The Chip Putt
One of the easiest shots in golf
I like to see a basic bump-and-run hit with a club that gets the ball on the ground and running as quickly as possible. This means minimum air time and maximum ground time. I wish it wasn't called "bump-and-run" actually, since there really isn't a bump anywhere! If anything, it would be better if it were called a "chip putt" because I teach students to approach the shot like they would a putt, but hit the shot like they would a chip.
To start, before you even make a stroke, closely read the length and break of the shot, with emphasis on the last four to six feet when your ball slows down, since this is where your ball breaks the most. Pick your intended line and stick with it. Next, choose the right club for the shot. I like to use anything from my pitching wedge all the way down to the 7-iron. The key is in how much green you have between the ball and the hole. If it's a long shot, try less loft. If it's closer, say, within 20 feet, try a higher loft. Just don't bother with anything more than 56 degrees. You don't need it here.

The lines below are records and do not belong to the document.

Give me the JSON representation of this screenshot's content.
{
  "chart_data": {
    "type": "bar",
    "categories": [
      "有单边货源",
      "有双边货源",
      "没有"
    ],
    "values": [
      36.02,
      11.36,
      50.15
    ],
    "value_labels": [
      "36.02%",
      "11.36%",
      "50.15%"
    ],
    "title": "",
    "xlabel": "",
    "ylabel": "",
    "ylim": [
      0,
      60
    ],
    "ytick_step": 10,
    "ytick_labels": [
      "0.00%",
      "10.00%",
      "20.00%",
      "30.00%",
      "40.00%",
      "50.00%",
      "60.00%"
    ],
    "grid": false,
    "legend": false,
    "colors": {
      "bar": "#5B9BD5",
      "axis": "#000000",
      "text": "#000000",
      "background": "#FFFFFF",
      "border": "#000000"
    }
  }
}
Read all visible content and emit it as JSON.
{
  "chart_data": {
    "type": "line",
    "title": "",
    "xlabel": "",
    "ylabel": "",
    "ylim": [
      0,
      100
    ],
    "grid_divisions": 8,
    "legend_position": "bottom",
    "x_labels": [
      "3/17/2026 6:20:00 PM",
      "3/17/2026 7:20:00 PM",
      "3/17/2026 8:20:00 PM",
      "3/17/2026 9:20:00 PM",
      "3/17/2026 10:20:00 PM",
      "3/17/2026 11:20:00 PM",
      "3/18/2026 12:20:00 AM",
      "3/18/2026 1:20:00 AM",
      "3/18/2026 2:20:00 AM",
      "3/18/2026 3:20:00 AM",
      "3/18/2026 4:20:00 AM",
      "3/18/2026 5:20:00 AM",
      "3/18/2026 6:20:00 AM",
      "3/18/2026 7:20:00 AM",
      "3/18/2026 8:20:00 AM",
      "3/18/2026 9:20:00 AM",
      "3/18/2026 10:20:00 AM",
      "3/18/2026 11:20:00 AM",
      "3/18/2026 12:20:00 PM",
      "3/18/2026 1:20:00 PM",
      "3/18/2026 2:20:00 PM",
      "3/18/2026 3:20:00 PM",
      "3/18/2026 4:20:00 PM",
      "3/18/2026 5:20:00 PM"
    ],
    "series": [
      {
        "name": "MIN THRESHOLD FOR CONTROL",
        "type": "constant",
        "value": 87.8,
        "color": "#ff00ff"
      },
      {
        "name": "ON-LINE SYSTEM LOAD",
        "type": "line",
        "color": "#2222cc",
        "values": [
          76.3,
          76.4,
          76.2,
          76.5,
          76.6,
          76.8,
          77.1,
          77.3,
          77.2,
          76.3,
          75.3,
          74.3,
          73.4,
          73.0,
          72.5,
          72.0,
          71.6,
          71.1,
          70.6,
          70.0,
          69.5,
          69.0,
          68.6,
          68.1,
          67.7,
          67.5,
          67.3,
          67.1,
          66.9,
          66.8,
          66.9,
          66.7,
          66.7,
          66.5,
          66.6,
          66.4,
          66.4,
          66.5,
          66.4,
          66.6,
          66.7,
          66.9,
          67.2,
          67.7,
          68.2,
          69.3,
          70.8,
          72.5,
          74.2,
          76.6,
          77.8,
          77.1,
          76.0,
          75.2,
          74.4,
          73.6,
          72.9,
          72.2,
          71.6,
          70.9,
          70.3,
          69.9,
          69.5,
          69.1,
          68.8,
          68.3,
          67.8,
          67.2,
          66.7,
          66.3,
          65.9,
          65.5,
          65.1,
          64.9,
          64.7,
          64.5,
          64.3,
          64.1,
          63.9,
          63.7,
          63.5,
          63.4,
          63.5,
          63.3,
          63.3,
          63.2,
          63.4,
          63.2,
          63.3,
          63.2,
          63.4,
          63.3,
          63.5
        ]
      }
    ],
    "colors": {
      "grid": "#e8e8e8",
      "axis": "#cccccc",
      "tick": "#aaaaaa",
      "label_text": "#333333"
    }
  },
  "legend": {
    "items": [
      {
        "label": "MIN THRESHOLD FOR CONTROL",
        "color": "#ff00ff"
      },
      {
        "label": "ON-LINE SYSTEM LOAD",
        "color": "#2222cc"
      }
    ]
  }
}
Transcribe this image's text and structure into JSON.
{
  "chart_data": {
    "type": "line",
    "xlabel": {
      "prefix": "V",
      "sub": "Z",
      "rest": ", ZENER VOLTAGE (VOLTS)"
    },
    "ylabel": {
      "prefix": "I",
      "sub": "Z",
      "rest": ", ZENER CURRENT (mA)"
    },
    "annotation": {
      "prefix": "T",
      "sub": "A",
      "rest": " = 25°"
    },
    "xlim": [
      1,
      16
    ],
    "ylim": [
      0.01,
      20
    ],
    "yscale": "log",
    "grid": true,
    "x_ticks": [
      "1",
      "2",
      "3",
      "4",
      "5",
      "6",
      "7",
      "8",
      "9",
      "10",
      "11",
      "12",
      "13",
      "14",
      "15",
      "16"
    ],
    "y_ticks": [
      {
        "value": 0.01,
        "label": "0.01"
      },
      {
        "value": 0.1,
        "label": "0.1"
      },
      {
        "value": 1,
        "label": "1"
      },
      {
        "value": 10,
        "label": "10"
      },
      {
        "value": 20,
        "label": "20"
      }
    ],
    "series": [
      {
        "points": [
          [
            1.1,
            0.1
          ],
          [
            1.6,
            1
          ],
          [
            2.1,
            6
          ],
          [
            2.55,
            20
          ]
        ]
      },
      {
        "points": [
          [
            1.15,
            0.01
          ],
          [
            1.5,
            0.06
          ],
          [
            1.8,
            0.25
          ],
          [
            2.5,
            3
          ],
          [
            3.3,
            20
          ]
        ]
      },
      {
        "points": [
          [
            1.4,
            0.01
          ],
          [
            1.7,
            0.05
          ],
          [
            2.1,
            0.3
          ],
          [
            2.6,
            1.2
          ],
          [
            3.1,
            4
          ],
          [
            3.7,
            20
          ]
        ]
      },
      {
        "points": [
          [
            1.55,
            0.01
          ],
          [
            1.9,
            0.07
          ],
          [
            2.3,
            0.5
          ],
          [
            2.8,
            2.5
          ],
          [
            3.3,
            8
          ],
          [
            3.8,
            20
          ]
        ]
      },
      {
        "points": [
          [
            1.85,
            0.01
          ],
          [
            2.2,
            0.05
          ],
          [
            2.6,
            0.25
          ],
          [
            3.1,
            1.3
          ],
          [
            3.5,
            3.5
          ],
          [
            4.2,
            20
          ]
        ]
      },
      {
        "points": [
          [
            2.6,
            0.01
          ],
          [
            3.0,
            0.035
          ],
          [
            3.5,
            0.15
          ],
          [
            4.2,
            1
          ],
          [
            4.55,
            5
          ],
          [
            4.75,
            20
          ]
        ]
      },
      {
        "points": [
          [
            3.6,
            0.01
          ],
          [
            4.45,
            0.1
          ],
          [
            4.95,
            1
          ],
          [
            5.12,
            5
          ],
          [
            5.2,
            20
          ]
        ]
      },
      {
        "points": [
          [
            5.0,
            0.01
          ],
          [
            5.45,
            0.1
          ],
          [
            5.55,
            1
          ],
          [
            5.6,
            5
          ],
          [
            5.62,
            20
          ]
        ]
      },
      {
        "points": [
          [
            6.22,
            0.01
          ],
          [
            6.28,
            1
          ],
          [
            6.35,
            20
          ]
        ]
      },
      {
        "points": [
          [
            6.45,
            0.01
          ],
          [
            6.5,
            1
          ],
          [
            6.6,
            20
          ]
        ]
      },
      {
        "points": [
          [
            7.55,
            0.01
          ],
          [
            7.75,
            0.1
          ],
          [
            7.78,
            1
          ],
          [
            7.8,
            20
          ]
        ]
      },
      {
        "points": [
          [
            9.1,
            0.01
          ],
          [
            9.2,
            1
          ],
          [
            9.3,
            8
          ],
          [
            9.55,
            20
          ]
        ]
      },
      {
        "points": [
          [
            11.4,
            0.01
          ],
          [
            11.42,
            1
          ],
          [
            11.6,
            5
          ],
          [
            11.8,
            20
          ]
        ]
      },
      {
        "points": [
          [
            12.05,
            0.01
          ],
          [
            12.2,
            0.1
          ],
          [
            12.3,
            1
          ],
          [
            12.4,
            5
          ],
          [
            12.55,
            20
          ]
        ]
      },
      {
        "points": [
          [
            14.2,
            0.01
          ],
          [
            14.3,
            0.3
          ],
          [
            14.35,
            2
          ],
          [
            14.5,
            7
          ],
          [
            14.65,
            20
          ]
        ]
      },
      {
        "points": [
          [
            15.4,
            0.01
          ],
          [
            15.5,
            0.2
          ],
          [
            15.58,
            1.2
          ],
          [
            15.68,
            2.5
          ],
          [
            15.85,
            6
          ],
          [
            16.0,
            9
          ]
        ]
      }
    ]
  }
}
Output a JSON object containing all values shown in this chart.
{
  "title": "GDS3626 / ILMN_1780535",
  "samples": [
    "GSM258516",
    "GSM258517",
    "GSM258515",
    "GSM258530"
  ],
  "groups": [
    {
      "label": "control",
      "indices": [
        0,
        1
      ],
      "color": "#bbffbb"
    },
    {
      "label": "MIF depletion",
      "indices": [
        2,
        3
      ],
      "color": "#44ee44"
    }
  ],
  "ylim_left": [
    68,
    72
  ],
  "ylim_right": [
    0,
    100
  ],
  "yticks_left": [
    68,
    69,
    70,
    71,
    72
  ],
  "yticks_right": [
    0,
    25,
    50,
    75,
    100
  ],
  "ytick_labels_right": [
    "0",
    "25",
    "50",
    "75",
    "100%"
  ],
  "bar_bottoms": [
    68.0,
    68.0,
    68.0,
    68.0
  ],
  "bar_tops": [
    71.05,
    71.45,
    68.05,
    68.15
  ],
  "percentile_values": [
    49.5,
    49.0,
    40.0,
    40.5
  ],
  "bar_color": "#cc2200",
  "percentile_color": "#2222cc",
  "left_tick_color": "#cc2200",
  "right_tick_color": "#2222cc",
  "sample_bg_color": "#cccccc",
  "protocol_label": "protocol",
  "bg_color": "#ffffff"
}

Set up to the ball with a narrow stance and place the majority of your weight on your lead foot. Here's the important part: As you make the stroke, you have to accelerate through it, so don't feel as though you need a big, long backstroke. Keep it on the shorter side. Second, keep the club low to the ground as you make a shallow—but still descending—stroke into the back of the ball. Don't feel as though you need to lift the ball up. Remember, this shot is a lot like a putt, so keep the club low and shallow out that angle of attack. I like to think of giving the grass a little haircut. There's no digging here.